Montreal might be synonymous with such things as poutine, smoked meat and Celine Dion's chain of Nickel restaurants. But this Canadian city also has bred a wealth of independent talent, including the death-camp drone of Godspeed You! Black Emperor and last year's indie rock heroes the Arcade Fire. The members of Stars were welcomed into Montreal's creative surge after they relocated from New York, but they've gone relatively unnoticed despite releasing two sophisticated discs (2001's Nightsongs and 2003's Heart). It seems the world wasn't ready for Amy Millian and Torquil Campbell's take on '80s girl/boy harmonized synth pop. Yet.
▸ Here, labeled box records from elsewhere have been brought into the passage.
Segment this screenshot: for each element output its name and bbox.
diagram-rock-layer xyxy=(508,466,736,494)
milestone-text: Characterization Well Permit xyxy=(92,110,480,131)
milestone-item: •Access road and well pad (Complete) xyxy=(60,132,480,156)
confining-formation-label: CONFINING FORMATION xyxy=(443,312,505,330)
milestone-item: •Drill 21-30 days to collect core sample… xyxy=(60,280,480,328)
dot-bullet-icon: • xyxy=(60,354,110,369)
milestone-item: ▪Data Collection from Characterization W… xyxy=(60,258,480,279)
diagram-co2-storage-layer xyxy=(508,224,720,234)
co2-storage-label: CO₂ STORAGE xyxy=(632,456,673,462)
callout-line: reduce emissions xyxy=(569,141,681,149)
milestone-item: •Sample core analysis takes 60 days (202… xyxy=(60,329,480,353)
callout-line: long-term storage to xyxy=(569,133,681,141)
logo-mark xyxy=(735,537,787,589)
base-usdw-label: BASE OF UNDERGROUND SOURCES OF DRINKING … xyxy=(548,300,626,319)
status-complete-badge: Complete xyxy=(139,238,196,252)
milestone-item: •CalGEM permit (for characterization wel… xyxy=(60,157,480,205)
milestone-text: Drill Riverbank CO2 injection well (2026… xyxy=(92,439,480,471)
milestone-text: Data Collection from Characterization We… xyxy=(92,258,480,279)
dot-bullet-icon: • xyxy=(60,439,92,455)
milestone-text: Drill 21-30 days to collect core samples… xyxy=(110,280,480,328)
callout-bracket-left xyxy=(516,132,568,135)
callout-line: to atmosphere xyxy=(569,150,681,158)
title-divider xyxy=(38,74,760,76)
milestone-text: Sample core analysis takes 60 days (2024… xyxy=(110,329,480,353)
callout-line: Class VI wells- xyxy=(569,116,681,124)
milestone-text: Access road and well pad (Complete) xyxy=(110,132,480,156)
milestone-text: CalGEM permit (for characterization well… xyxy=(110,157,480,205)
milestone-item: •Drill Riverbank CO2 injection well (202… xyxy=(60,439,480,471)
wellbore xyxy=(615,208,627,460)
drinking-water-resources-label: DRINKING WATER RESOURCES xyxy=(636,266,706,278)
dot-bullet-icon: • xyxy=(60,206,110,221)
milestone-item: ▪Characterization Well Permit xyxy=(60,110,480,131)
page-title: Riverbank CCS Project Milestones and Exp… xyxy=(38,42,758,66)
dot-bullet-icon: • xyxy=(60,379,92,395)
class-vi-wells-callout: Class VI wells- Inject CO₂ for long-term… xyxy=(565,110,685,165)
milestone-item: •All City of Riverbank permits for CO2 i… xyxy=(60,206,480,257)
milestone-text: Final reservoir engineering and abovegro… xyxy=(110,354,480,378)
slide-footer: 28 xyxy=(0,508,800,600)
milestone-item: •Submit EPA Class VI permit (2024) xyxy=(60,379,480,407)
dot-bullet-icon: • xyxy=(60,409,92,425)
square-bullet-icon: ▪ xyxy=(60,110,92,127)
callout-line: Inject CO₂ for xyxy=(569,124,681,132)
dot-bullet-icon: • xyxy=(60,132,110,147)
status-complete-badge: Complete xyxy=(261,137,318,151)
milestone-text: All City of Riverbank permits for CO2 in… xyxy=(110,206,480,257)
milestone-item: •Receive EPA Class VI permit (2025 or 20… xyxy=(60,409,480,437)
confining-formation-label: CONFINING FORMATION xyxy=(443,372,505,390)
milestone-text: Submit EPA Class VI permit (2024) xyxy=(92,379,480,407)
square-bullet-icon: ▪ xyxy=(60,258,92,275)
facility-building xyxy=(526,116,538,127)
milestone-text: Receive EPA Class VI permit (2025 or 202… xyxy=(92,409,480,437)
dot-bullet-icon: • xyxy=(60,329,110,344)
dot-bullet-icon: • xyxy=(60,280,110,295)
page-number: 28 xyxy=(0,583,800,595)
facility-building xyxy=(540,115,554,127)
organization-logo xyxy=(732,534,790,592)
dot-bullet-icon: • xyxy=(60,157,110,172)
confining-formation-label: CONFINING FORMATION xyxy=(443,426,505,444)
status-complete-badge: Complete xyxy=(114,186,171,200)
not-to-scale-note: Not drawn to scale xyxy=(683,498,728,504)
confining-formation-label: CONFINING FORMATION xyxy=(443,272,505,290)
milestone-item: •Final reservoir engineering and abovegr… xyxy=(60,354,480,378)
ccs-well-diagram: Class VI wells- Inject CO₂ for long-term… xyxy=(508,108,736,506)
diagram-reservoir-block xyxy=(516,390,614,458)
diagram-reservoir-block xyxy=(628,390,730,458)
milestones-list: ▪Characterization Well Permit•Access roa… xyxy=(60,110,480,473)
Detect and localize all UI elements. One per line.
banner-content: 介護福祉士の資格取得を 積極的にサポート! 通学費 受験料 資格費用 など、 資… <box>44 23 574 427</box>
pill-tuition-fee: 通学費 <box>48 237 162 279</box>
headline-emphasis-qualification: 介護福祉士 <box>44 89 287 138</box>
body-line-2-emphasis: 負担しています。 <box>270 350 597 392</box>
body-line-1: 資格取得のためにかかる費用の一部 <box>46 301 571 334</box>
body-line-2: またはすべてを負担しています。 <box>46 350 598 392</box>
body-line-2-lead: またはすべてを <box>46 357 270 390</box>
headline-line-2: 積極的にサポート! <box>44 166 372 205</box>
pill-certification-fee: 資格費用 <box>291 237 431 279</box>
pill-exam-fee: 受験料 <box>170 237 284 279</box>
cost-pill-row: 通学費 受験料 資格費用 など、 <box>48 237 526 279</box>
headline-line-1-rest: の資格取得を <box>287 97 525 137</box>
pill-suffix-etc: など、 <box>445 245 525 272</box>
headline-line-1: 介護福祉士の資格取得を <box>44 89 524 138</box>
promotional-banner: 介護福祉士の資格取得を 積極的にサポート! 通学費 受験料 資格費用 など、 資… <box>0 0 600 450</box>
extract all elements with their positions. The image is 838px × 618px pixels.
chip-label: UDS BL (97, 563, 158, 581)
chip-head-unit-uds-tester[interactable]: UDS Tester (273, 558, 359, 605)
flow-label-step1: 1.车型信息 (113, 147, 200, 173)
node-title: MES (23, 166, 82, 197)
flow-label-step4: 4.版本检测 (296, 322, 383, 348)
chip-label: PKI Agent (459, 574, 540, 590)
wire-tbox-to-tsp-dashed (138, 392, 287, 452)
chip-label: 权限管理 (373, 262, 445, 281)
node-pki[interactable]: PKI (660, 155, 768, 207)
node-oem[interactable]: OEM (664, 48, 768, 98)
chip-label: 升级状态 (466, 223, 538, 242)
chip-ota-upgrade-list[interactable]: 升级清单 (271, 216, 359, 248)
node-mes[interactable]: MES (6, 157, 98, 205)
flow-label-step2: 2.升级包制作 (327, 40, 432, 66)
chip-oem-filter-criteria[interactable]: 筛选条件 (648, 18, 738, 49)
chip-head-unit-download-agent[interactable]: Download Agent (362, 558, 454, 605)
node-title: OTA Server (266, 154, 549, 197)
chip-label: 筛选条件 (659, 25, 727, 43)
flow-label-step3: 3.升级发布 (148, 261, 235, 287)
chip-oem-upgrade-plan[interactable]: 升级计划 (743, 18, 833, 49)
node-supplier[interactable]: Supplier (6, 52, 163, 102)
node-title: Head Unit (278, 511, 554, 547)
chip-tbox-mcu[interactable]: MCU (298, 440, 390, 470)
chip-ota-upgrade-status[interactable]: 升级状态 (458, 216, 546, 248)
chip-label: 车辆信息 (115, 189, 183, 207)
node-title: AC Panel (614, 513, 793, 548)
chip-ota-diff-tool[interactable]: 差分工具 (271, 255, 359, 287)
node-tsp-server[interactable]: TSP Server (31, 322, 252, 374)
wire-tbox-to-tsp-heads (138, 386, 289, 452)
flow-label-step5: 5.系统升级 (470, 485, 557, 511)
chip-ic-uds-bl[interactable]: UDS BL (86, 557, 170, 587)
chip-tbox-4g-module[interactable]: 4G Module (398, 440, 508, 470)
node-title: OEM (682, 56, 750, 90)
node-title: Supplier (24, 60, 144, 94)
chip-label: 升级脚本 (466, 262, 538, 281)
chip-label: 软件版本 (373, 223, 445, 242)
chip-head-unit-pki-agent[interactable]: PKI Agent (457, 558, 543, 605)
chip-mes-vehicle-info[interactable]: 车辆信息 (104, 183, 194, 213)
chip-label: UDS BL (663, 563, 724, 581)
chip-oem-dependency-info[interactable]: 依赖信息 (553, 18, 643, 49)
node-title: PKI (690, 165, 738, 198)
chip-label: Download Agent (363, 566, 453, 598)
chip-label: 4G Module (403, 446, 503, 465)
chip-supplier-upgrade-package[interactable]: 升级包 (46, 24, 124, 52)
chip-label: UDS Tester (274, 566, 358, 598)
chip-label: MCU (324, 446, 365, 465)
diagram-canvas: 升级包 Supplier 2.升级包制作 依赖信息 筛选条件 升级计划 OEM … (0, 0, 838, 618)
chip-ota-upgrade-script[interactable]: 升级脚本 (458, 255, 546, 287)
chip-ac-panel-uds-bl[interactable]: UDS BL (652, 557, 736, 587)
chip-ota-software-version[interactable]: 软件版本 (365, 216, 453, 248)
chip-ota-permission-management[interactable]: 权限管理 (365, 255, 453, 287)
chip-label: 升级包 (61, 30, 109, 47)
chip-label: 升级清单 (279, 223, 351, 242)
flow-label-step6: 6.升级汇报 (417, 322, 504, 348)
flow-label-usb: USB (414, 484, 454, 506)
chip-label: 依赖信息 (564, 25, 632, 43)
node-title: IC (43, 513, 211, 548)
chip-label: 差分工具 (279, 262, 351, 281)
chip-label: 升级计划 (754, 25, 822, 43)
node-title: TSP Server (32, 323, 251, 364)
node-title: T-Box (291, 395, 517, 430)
Now that re-hashing the '80s is all the rage, Stars' third album, Set Yourself on Fire, might be the disc that takes this quartet out of obscurity. It's the band's first for Arts & Crafts, the same label that brought us releases from Broken Social Scene (and just about every member of their large collective). And the band's sound isn't all that dated; it feels fresh compared to the Cure and Joy Division emulators out there and is a bit more concise than the roller-coaster ride of an album like You Forgot It In People. Guitarist/vocalist Millian, singer Campbell, multi-instrumentalist Evan Cranely and percussionist Pat McGee pick apart the melodic tones and buzzes from that period and build a huge wall of New Order-esque orchestration. It has tons of sugar-coated melodies but none of the '80s cheesiness.
What makes Fire so appealing is that it sounds less complex than its predecessors -- especially Heart -- even though there's more going on musically. They refined themselves without dumbing down their sound and managed to use orchestration wisely without hurting the material. Heart's standout single, "Elevator Love Song," contains roughly the same structure as Fire's single, "Ageless Beauty," but the latter unfolds less obtrusively and flows easier through layers of Millian's Kevin Shields-worthy vocal production.
Compared to this, the band's past work was preoccupied with blips and loops. The title track marries Postal Service keyboard effects with stylish songwriting that contains one of the sweeter dynamic shifts on the album. It descends from an up-tempo pop number into a reflective piano ballad that borrows more from the '70s than the decade Stars is supposedly trying to cop.
The musical blueprint created on Set Yourself on Fire might be difficult to recreate live, especially the towering, "One More Night" or the glitchy "He Lied About Death." But the strong songwriting partnership that Millian and Campbell have developed over the years will be hard to lose in live translation.